Perhaps this is the case with 2019 HIES grad Graham Collins, who, on one January night in Indianapolis, stood on a football field, holding the coveted National Championship trophy after Georgia knocked off Alabama 33-18 to win the crown, a player who made the University of Georgia team as a walk-on in this his junior year, a year he’ll never forget.

“I grew up a Georgia fan,” Graham said. “I’d never been to a national championship game at all. And now, to get to be at one as a player, and to be playing for my favorite team, and being a part of the winning team, it’s hard to describe. It was just an amazing experience.”

Still, there he was. Celebrating. Screaming fans pouring onto the field. Media everywhere. Hugs, tears, pandemonium. 

“I remember seeing the confetti coming down from the roof when the game ended,” he said. “I just wanted a picture with the trophy, and to stay out there as long as my teammates were. Eventually, however, we were forced to leave, otherwise we’d have stayed out there. Wow…just wow.”

Looking back, Graham was an All-Region football star at HI and a starter on the lacrosse team as well. Unfortunately, the Division I collegiate offers didn’t come as far as football, so he spent his first year at North Georgia College. In the meantime, though, he stayed fit – lifted, ate right, trained – and bided his time because it was playing on the gridiron that ate away at him. And he wanted another shot.

“I transferred into Georgia as a sophomore and tried out for the team my second semester,” he said. 

As for the tryouts, the odds were heavily against him. Thirty tried out, eight of those were kept. Then three of those eight were cut, leaving only the five who made it. During this, he could’ve been released any day, any time, any practice. It wasn’t until G-Day, in April, when our star alum and Georgia Bulldog fan was told he’d made the team as one of the linebackers. 

During the regular season, he saw some action, while also putting in the work that all Division I athletes do, contributed some on the field and in many ways off. That is, after all, what good teammates do. 

It paid off, and then some. And as Stevie Nicks once sang, “the feeling remains even after the glitter fades.”

“It’s surreal,” he said. “I’d never been a part of anything nationwide before. At Holy Innocents’, we had good teams, but I was never part of even a region championship.

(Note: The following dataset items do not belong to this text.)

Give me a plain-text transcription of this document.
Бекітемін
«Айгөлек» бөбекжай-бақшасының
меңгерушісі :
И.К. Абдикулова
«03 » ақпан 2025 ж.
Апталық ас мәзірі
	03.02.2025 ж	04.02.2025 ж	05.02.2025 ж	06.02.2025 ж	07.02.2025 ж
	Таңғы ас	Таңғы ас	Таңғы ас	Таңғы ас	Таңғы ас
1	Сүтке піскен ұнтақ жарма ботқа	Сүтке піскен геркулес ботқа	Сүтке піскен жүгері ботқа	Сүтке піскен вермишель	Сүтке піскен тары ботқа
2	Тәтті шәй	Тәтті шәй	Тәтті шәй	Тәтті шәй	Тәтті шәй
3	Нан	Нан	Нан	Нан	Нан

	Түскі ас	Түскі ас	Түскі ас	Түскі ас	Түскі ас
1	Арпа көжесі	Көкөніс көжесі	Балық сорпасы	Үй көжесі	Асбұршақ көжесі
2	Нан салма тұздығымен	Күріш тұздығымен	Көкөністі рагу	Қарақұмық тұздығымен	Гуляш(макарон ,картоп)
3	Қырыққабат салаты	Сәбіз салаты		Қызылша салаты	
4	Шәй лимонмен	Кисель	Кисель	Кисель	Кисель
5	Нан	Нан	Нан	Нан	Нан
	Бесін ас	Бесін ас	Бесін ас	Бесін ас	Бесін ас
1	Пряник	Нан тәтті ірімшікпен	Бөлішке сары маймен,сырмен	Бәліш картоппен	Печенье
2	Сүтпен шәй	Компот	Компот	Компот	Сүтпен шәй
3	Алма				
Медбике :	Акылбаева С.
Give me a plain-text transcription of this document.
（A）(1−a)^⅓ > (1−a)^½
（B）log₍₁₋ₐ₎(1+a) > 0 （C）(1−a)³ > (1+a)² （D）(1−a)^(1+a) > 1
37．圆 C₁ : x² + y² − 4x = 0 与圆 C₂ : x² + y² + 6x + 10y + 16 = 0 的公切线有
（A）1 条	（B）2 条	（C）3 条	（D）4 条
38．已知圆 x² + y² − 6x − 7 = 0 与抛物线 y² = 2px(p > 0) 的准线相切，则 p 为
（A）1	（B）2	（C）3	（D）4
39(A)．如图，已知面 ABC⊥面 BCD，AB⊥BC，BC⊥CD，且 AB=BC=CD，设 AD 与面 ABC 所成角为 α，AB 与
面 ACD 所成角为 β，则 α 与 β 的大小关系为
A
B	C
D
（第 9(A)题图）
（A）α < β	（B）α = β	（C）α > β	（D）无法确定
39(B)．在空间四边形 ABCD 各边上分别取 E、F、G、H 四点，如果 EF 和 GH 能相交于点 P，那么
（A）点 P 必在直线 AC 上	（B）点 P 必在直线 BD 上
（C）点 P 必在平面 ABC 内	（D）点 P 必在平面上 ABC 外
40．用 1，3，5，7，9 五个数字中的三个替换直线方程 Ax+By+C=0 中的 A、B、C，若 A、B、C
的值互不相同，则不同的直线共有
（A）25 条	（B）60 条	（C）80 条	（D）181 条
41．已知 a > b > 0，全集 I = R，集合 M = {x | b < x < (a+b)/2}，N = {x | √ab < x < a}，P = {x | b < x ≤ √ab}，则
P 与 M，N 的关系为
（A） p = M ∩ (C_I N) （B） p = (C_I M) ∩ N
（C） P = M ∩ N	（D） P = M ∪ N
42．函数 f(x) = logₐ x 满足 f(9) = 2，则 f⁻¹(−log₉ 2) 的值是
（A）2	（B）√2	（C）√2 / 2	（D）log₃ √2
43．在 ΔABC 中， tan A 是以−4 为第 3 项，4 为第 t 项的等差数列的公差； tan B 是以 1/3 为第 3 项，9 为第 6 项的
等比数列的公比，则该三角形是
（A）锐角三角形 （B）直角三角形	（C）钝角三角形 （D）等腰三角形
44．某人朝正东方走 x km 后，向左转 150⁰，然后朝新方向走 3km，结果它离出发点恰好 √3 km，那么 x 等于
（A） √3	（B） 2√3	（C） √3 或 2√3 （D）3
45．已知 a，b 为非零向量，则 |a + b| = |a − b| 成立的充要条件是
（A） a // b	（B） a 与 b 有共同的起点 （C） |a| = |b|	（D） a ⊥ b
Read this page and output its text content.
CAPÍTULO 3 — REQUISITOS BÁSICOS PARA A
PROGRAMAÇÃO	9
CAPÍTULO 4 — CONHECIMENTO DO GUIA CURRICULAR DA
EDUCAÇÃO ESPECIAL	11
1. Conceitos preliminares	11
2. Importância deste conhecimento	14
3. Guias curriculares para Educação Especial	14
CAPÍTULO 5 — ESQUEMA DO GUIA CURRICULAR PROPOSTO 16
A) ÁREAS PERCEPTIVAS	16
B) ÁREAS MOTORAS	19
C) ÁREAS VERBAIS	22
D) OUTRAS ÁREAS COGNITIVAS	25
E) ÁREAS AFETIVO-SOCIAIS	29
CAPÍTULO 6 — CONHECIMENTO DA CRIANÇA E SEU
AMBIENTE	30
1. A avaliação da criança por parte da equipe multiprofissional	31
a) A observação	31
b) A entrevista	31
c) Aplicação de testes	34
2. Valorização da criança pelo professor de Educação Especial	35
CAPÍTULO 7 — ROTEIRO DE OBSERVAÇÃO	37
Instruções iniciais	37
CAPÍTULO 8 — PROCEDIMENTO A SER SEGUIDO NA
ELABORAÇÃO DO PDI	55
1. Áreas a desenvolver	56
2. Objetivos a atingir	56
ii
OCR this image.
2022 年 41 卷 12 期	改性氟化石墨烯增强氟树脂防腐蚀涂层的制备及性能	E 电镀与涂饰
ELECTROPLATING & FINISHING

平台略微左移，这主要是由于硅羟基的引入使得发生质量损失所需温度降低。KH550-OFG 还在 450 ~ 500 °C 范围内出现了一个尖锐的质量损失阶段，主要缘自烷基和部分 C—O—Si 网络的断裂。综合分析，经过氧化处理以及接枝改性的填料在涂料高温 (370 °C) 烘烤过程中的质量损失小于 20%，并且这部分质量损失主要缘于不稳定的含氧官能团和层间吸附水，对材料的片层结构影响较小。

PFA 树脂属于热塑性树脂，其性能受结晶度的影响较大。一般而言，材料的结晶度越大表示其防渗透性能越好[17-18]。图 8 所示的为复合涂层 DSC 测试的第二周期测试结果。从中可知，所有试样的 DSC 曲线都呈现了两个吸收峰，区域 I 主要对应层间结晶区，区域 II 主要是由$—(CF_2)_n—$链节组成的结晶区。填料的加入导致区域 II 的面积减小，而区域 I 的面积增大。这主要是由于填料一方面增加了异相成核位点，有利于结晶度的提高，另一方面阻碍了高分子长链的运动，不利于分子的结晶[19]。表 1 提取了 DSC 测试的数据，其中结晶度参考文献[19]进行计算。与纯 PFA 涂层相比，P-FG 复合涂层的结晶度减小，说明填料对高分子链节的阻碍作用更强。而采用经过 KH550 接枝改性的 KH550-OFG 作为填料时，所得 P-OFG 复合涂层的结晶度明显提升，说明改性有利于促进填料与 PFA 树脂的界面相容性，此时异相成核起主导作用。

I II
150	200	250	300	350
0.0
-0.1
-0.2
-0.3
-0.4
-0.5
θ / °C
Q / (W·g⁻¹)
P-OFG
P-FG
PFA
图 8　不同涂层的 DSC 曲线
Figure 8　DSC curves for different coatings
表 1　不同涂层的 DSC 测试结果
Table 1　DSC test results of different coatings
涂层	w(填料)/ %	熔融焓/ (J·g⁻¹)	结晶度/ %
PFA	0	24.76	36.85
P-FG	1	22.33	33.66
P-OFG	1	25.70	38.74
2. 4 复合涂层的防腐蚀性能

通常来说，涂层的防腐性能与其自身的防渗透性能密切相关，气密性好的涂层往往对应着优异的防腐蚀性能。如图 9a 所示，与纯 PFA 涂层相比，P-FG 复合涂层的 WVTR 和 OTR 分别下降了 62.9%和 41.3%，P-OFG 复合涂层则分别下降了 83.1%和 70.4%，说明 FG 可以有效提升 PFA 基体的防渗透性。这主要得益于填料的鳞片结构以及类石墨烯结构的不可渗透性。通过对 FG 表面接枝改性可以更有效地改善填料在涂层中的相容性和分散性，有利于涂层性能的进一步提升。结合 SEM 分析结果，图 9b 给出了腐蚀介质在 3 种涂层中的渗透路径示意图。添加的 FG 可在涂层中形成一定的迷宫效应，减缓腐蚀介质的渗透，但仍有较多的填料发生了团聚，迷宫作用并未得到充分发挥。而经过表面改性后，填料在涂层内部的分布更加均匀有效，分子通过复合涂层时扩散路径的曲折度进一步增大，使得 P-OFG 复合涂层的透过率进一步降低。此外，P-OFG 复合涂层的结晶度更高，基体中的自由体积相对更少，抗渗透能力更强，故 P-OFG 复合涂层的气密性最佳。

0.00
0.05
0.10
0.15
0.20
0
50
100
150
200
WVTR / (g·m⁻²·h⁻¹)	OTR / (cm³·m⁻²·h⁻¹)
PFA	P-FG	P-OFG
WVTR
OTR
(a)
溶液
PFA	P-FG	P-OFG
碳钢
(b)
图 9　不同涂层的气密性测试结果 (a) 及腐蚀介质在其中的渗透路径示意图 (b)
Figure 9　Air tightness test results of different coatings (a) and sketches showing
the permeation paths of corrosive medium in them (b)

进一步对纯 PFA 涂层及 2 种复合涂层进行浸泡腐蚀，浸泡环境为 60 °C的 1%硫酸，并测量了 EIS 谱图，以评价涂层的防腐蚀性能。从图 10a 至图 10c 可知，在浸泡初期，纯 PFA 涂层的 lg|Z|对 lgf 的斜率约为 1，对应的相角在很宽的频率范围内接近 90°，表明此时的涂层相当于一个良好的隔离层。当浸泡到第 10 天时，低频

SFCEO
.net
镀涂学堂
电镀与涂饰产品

And now – to be a national champ – and to get to hold a trophy that every college football fan in the world knows about.”

The game ending moment, for the record, is framed in time. Graham – holding the trophy – smiling, laughing, exuberant, buoyant, a mood as elevated as high as where the confetti just came from. 

Eventually, on that night in Indianapolis, he did have to walk off that field. He was surrounded by – well – everything. Teammates. Champions. A positive, explosive crowd. Adulation. Congratulations. TV cameras. 

In moving on, he has another year to go, maybe more if he wants to use up all his eligibility. Regardless of how it turns out, it’s a case of a young man who trained to play football, made his favorite team, played any and every role asked, and did what he had to do.  

And if words can’t quite describe it, maybe the picture itself will have to do. It’s all there – the reward, the payoff, the top prize, the knowing that it was and is all worth it. Maybe again, even the picture doesn’t even say the whole picture. 

After all, perhaps Noah and Webster did help out after all, with just three of their many words.